- Developer: Marcus Richert
- Publisher: Kongregate Games
- Composer: Mark Jefferis
- Engine: Flash
- Platform: Browser
- Release: 2009
- Genres: Platformer, metagame
- Mode: Single-player

= You Only Live Once (video game) =

2009 video game

You Only Live Once is a 2009 Flash platformer by game developer Marcus Richert, designed to be only playable once, not allowing the player another chance after dying in the game, even if it is restarted. It was a finalist at Sense of Wonder Night at the Tokyo Game Show 2009. It has together with One Chance been frequently cited in computer game academia as an example of the game mechanic permadeath. It has been also called a metagame and a "response" to Super Mario Bros. or an "affectionate parody of the tendency of video games to trivialise victims."

==Gameplay==
The game plays out like a typical platform game until the player either inadvertently dies or beats the game. Though there are a number of playable levels, all designed to be playable and fun, and a boss fight awaiting at the end of the game, most players won't make it that far. Hitting the "Continue" button after dying plays a sequence of humorous cutscenes dealing with the aftermath of the player's death. Restarting the game by reloading it only brings up the grave of the dead player character.

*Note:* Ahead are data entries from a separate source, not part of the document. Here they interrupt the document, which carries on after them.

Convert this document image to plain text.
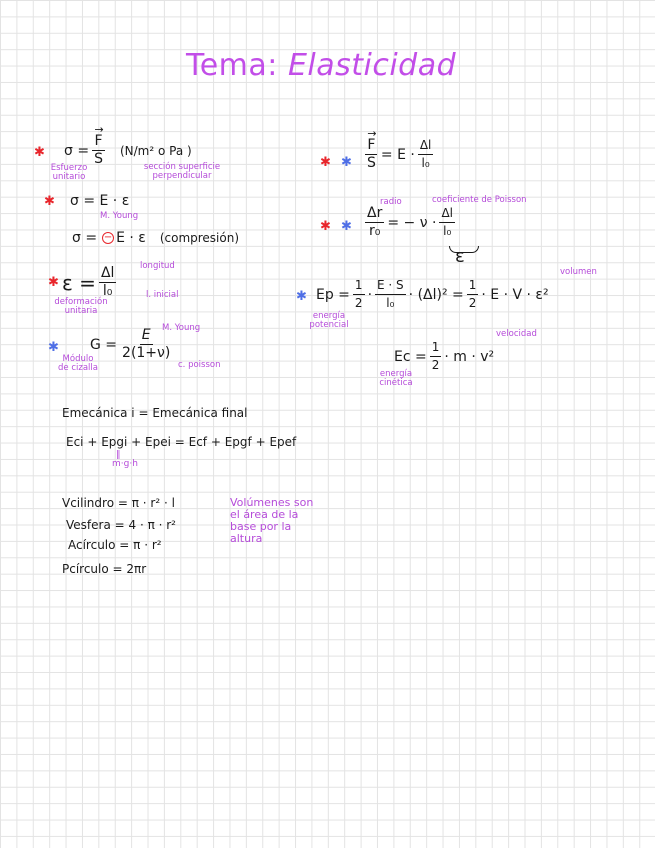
Tema: Elasticidad
✱ σ = → $\frac{F}{S} (N/m^2$ o Pa )
Esfuerzo unitario
sección superficie perpendicular
✱ σ = E · ε
M. Young
σ = − E · ε (compresión)
✱ $\varepsilon = \frac{\Delta l}{\text{l₀}}$	longitud
l. inicial
deformación unitaria
✱ $G = \frac{E}{2(1+\nu)}$
M. Young
c. poisson
Módulo de cizalla
✱ ✱ → $\frac{F}{S} = E \cdot \frac{\Delta l}{\text{l₀}}$
✱ ✱ $\frac{\Delta r}{\text{r₀}}$ = − $\nu \cdot \frac{\Delta l}{\text{l₀}}$
ε
radio	coeficiente de Poisson
✱ $Ep = \frac{1}{2} \cdot \frac{E \cdot S}{\text{l₀}} \cdot (\Delta l)^2 = \frac{1}{2} \cdot E \cdot V \cdot \varepsilon^2$
energía potencial
volumen
$Ec = \frac{1}{2} \cdot m \cdot v^2$
energía cinética
velocidad
Emecánica i = Emecánica final
Eci + Epgi + Epei = Ecf + Epgf + Epef
‖
m·g·h
Vcilindro = π · r² · l
Vesfera = 4 · π · r²
Acírculo = π · r²
Pcírculo = 2πr
Volúmenes son el área de la base por la altura
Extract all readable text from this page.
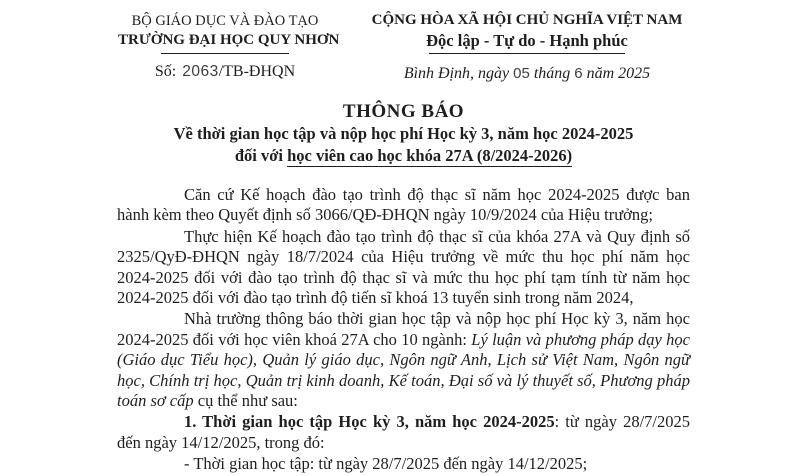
BỘ GIÁO DỤC VÀ ĐÀO TẠO
TRƯỜNG ĐẠI HỌC QUY NHƠN
Số: 2063/TB-ĐHQN
CỘNG HÒA XÃ HỘI CHỦ NGHĨA VIỆT NAM
Độc lập - Tự do - Hạnh phúc
Bình Định, ngày 05 tháng 6 năm 2025
THÔNG BÁO
Về thời gian học tập và nộp học phí Học kỳ 3, năm học 2024-2025
đối với học viên cao học khóa 27A (8/2024-2026)

Căn cứ Kế hoạch đào tạo trình độ thạc sĩ năm học 2024-2025 được ban hành kèm theo Quyết định số 3066/QĐ-ĐHQN ngày 10/9/2024 của Hiệu trưởng;

Thực hiện Kế hoạch đào tạo trình độ thạc sĩ của khóa 27A và Quy định số 2325/QyĐ-ĐHQN ngày 18/7/2024 của Hiệu trưởng về mức thu học phí năm học 2024-2025 đối với đào tạo trình độ thạc sĩ và mức thu học phí tạm tính từ năm học 2024-2025 đối với đào tạo trình độ tiến sĩ khoá 13 tuyển sinh trong năm 2024,

Nhà trường thông báo thời gian học tập và nộp học phí Học kỳ 3, năm học 2024-2025 đối với học viên khoá 27A cho 10 ngành: Lý luận và phương pháp dạy học (Giáo dục Tiểu học), Quản lý giáo dục, Ngôn ngữ Anh, Lịch sử Việt Nam, Ngôn ngữ học, Chính trị học, Quản trị kinh doanh, Kế toán, Đại số và lý thuyết số, Phương pháp toán sơ cấp cụ thể như sau:

1. Thời gian học tập Học kỳ 3, năm học 2024-2025: từ ngày 28/7/2025 đến ngày 14/12/2025, trong đó:

- Thời gian học tập: từ ngày 28/7/2025 đến ngày 14/12/2025;
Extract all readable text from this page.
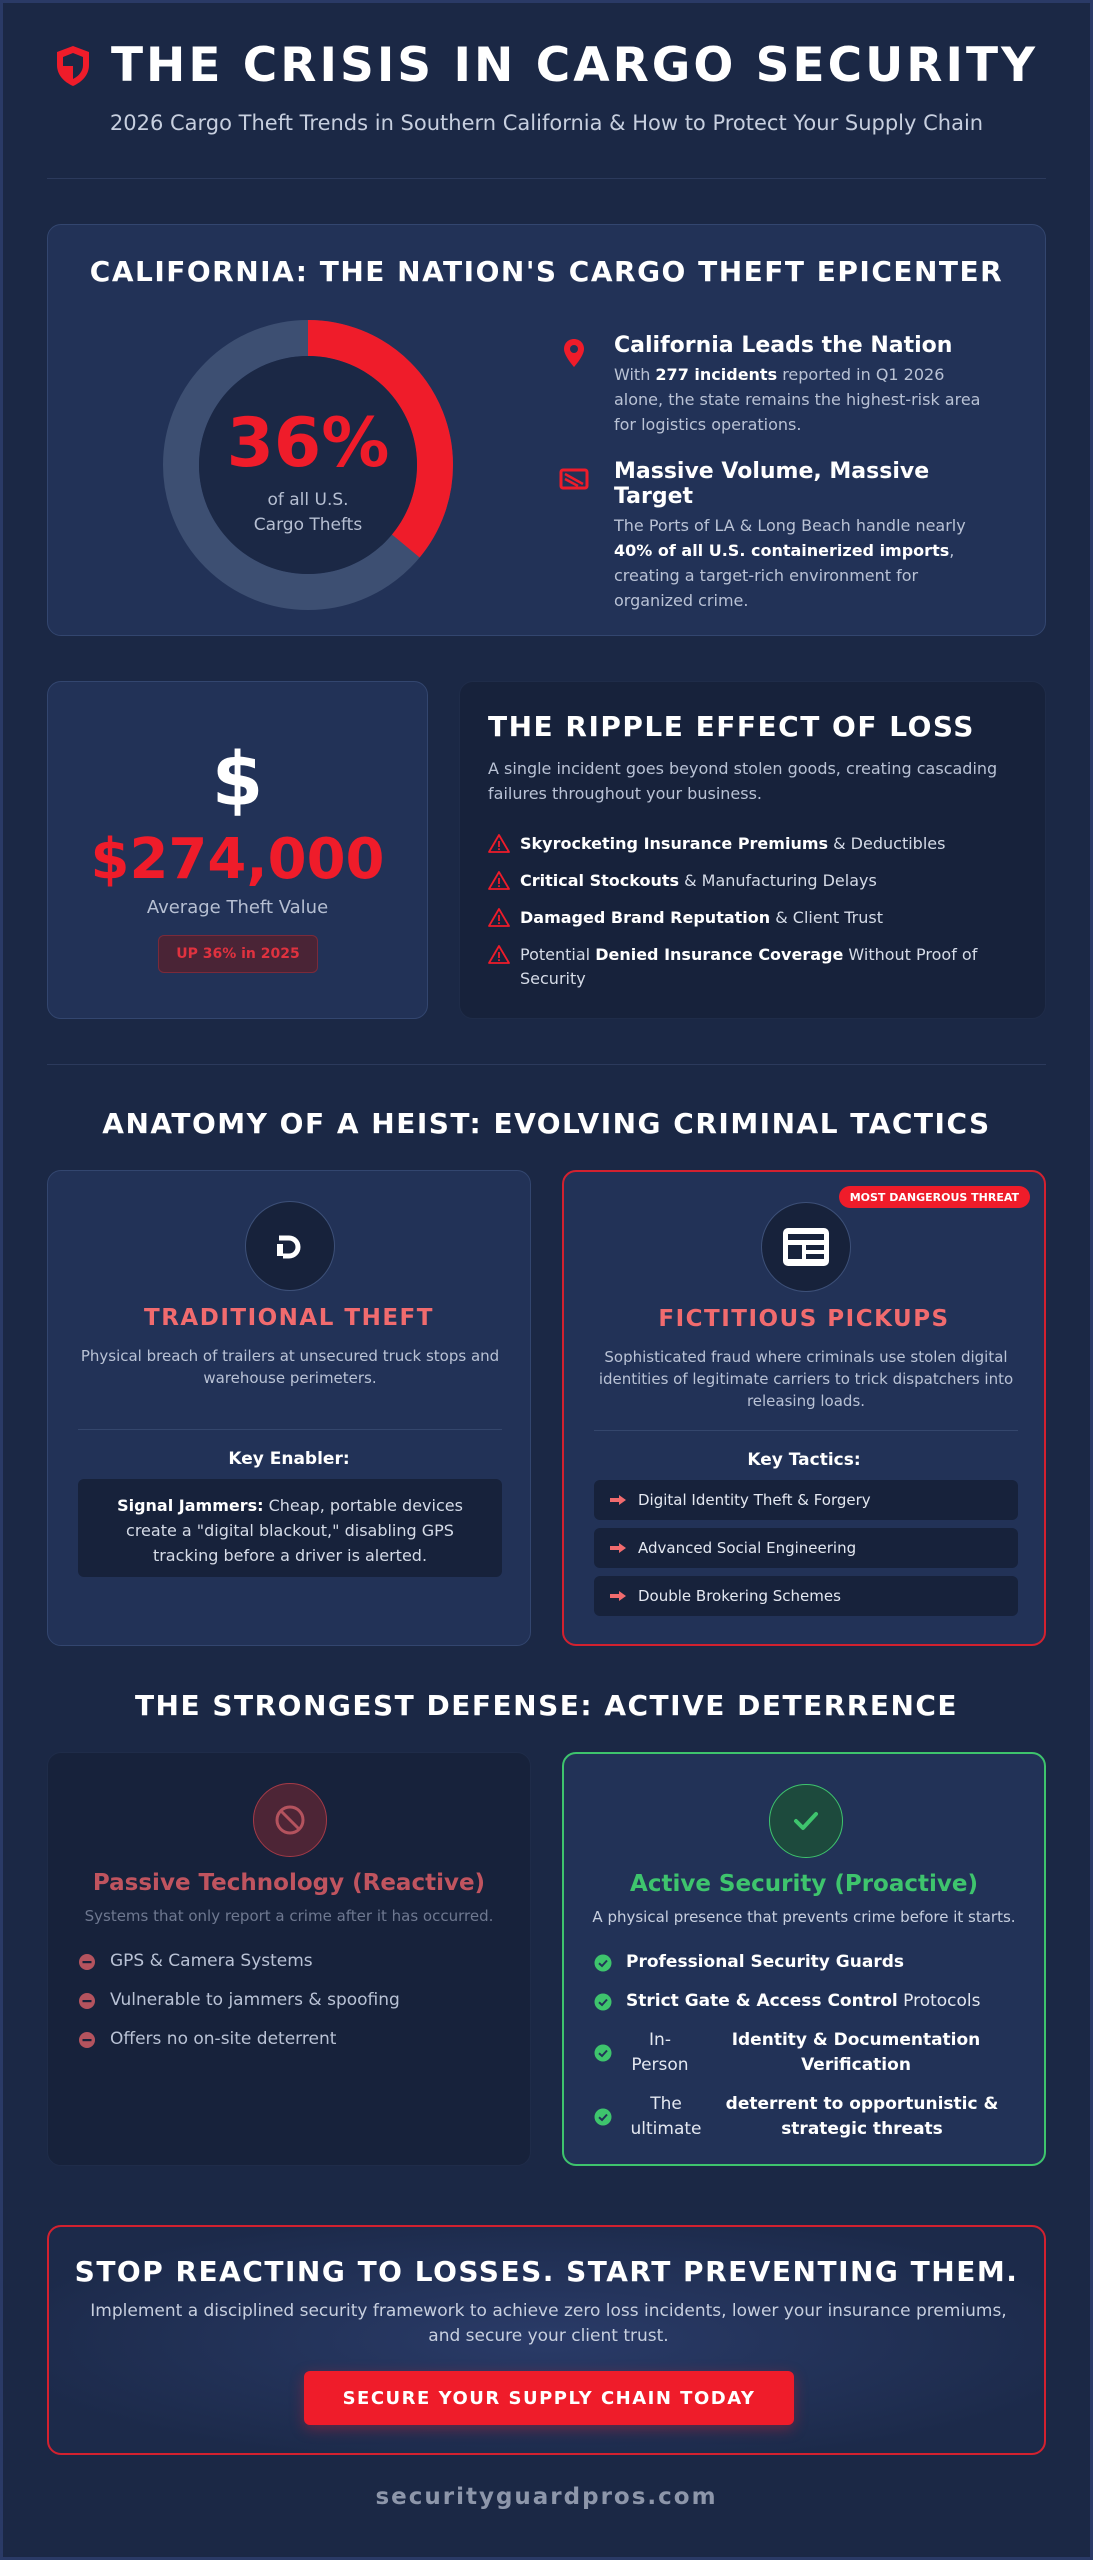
THE CRISIS IN CARGO SECURITY
2026 Cargo Theft Trends in Southern California & How to Protect Your Supply Chain
CALIFORNIA: THE NATION'S CARGO THEFT EPICENTER
36%
of all U.S.
Cargo Thefts
California Leads the Nation

With 277 incidents reported in Q1 2026 alone, the state remains the highest-risk area for logistics operations.

Massive Volume, Massive Target

The Ports of LA & Long Beach handle nearly 40% of all U.S. containerized imports, creating a target-rich environment for organized crime.

$
$274,000
Average Theft Value
UP 36% in 2025
THE RIPPLE EFFECT OF LOSS
A single incident goes beyond stolen goods, creating cascading failures throughout your business.
Skyrocketing Insurance Premiums & Deductibles
Critical Stockouts & Manufacturing Delays
Damaged Brand Reputation & Client Trust
Potential Denied Insurance Coverage Without Proof of Security
ANATOMY OF A HEIST: EVOLVING CRIMINAL TACTICS
TRADITIONAL THEFT
Physical breach of trailers at unsecured truck stops and warehouse perimeters.
Key Enabler:
Signal Jammers: Cheap, portable devices create a "digital blackout," disabling GPS tracking before a driver is alerted.
MOST DANGEROUS THREAT
FICTITIOUS PICKUPS
Sophisticated fraud where criminals use stolen digital identities of legitimate carriers to trick dispatchers into releasing loads.
Key Tactics:
Digital Identity Theft & Forgery
Advanced Social Engineering
Double Brokering Schemes
THE STRONGEST DEFENSE: ACTIVE DETERRENCE
Passive Technology (Reactive)
Systems that only report a crime after it has occurred.
GPS & Camera Systems
Vulnerable to jammers & spoofing
Offers no on-site deterrent
Active Security (Proactive)
A physical presence that prevents crime before it starts.
Professional Security Guards
Strict Gate & Access Control Protocols
In-Person
Identity & Documentation Verification
The ultimate
deterrent to opportunistic & strategic threats
STOP REACTING TO LOSSES. START PREVENTING THEM.

Implement a disciplined security framework to achieve zero loss incidents, lower your insurance premiums, and secure your client trust.

SECURE YOUR SUPPLY CHAIN TODAY
securityguardpros.com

The game uses cache memory and temporary internet files to remain unplayable. One player on Kongregate noted that he was still unable to play the game again after having played it on Newgrounds a few years prior. Some players were however able to figure out how to hack the game to re-play it, and several successful play-throughs of the game are available on YouTube.

==Plot==
The player takes the role of the crooked-legged, cross-eyed Jemaine who, much in the manner of Super Mario, goes to the castle of a giant, pink lizard named Sir Giant Pink Lizard to rescue his kidnapped girlfriend.

==Reception==
The platforming part of the game was described as "rather average" by Adrien Guilloteau in Le Figaro, but the cutscenes "quite fun." Keita Takahashi, designer of Katamari Damacy, remarked he liked the "corniness" of the game. In a feature on metagames, Jaime San Simón of Eurogamer described it as Richert's most interesting game. It was included on Gamasutras list of the 99 best free games of 2009 where it was described as "Conceptually... a real triumph." The game was included in the book The Game Designer's Playlist - Innovative Games Every Game Designer Needs to Play by Zack Hiwiller and 250 Indie Games You Must Play by Mike Rose. While many players commenting on the game online were impressed with the dedication to the concept, others were angry and "raged against the game structure" because of the too high stakes and no room for error.